WASHINGTON (KNWA/KFTA) — The defense team for a Gravette man charged for his actions during the insurrection at the U.S. Capitol filed multiple pretrial motions just before a deadline to do so set by the federal court.

Richard Barnett, 61, is facing a host of charges and his trial is set to begin on December 12. On September 22, Barnett’s defense filed a pair of motions and two responses to prosecution motions.

The first motion asks the court to dismiss the first count against Barnett for “failure to state an offense.” Count one of the indictment reads that Barnett “attempted to, and did, corruptly obstruct, influence, and impede an official proceeding, that is, a proceeding before Congress, by entering and remaining in the United States Capitol without authority and engaging in disorderly and disruptive conduct.”

The defense filing claims that the Department of Justice (DOJ) has taken a relevant statute “completely out of context,” stating that “Section 1512(c) was designed for one purpose—to prevent a party from altering, tampering, destroying, or otherwise making evidence unavailable.”

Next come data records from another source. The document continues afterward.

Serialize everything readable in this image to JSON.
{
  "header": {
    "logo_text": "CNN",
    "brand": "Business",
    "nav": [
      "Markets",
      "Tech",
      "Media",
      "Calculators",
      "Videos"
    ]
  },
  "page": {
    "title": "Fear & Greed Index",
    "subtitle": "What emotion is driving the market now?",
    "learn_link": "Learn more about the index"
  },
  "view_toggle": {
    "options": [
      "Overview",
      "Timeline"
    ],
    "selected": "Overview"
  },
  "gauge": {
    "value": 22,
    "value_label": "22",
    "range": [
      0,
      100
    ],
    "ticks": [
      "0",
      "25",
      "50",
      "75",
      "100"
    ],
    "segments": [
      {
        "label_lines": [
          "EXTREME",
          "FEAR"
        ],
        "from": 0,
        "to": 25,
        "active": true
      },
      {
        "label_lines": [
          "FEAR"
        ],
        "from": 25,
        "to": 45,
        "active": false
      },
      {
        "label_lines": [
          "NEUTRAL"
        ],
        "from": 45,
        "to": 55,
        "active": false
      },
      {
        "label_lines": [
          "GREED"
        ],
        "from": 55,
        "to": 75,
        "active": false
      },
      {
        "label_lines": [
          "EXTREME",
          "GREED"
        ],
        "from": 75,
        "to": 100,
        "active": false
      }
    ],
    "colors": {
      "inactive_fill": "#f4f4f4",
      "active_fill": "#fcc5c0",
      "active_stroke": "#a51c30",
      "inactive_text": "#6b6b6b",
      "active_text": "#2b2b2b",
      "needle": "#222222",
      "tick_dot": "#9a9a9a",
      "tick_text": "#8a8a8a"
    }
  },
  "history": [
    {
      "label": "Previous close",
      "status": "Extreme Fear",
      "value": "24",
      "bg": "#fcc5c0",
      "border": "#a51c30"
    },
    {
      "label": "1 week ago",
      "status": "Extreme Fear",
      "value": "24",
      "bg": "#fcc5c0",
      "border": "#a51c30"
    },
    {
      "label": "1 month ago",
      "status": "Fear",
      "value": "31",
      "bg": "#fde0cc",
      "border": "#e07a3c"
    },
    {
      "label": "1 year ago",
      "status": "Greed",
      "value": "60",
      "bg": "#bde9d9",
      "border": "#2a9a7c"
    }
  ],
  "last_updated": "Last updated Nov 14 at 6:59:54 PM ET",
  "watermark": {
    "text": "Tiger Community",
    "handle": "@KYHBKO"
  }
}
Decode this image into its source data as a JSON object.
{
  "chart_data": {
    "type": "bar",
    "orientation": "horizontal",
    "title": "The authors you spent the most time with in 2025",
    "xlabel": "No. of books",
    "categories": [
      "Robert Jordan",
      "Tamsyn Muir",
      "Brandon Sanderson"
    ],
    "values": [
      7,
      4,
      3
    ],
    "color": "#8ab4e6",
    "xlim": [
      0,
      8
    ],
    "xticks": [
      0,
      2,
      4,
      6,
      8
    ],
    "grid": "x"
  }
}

It adds that regarding January 6-related cases, the “history and purpose” behind the statute in question have been “flatly ignored.”

“The Government is using [the statute] as a means of prosecuting felonies where at best a misdemeanor may apply,” it added. The filing also says that Barnett was never near the House of Senate chamber and was not inside the Capitol when debate related to the electoral count was stopped and Congress was evacuated.

The filing calls the statute “unconstitutional in arbitrary application” and thus asks for the charge to be dismissed.

The defense’s second motion is a request precluding the prosecution’s use of certain “inflammatory” terms and language, including the following:

  • terrorism (and terrorist)
  • insurrection (and insurrectionist)
  • mob
  • rioter
  • treason
  • traitor
  • sedition
  • conspiracy
  • attack on the Capitol
  • attack on Congress
  • attack on Democracy/threat to Democracy
  • white supremacy/white supremacists
  • police were killed
  • stun gun
  • Proud Boys
  • Oath Keepers

The motion also requests a ban on references to “places on the grounds or in the Capitol where he did not go.”

These are terms whose value, if any, is significantly outweighed by their proclivity to provoke an emotional response from the jury, as well as the entirely foreseeable prejudice that is certain to occur from their admission.

Richard Barnett defense motion in limine, September 22

The filing states that “no police were killed by events at the Capitol on January 6, 2021 and Mr. Barnett was not involved in any violence.” The motion adds that any references to former President Trump’s “Stop-the-Steal” lawsuits and court challenges should also be prohibited.

“The legal significance of any lawsuits brought by parties, unrelated to Mr. Barnett, to challenge the elections is irrelevant to Mr. Barnett’s conduct on January 6, 2021 and should be excluded,” it states. The motion continues by asking that any photos from Barnett’s phone that are irrelevant to the case should also be excluded, noting that these may need to be evaluated “on a photo-by-photo basis.”

The defense adds that any reference to guns legally purchased by Barnett would be prejudicial and should also be excluded, as well as any references to “previous protests, events, and/or activism related to guns or the 2nd Amendment of the United States Constitution due to having no probative value and being irrelevant.”

“The government should not be allowed to achieve a conviction through the deliberate provocation of bias in the jury,” the filing says.

The defense’s third filing was made in opposition to a government request to exclude the defense from introducing three categories of evidence: evidence or argument related to any potential penalty, evidence or argument intended to elicit jury nullification and defense evidence not produced in reciprocal discovery and expert witnesses and affirmative defenses not identified pursuant to the Federal Rules of Criminal Procedure.

The defense outlined its reasoning for asking that all of those categories be allowed. It continues by stating that President Biden’s “continued defamatory statements about January 6th Defendants and MAGA Republicans in conjunction with the actions of the January 6th Committee, have prejudiced him to the extent that dismissal of his indictment is warranted.” Failing that, the defense recommends a change of venue as an alternative “because it is impossible for him to receive a fair trial in the District of Columbia.”

The final filing related to the defense’s ability to cross-examine a U.S. Secret Service agent that the prosecution plans to call as a witness. The government has stated that security protocols require limiting the scope of questions that the Secret Service can be asked during the trial.

“This material information must be explored on cross-examination,” the defense stated in asking for the government’s request to be denied.

Attorney Jonathan Gross was added as co-counsel for Barnett on September 23.

Barnett is charged with: Obstruction of an Official Proceeding; Aiding and Abetting; Entering and Remaining in a Restricted Building or Grounds with a Deadly or Dangerous Weapon; Disorderly and Disruptive Conduct in a Restricted Building or Grounds with a Deadly or Dangerous Weapon; Entering and Remaining in Certain Rooms in the Capitol Building; Disorderly Conduct in a Capitol Building; Parading, Demonstrating, or Picketing in a Capitol Building; Theft of Government Property.

He has pleaded not guilty to all charges.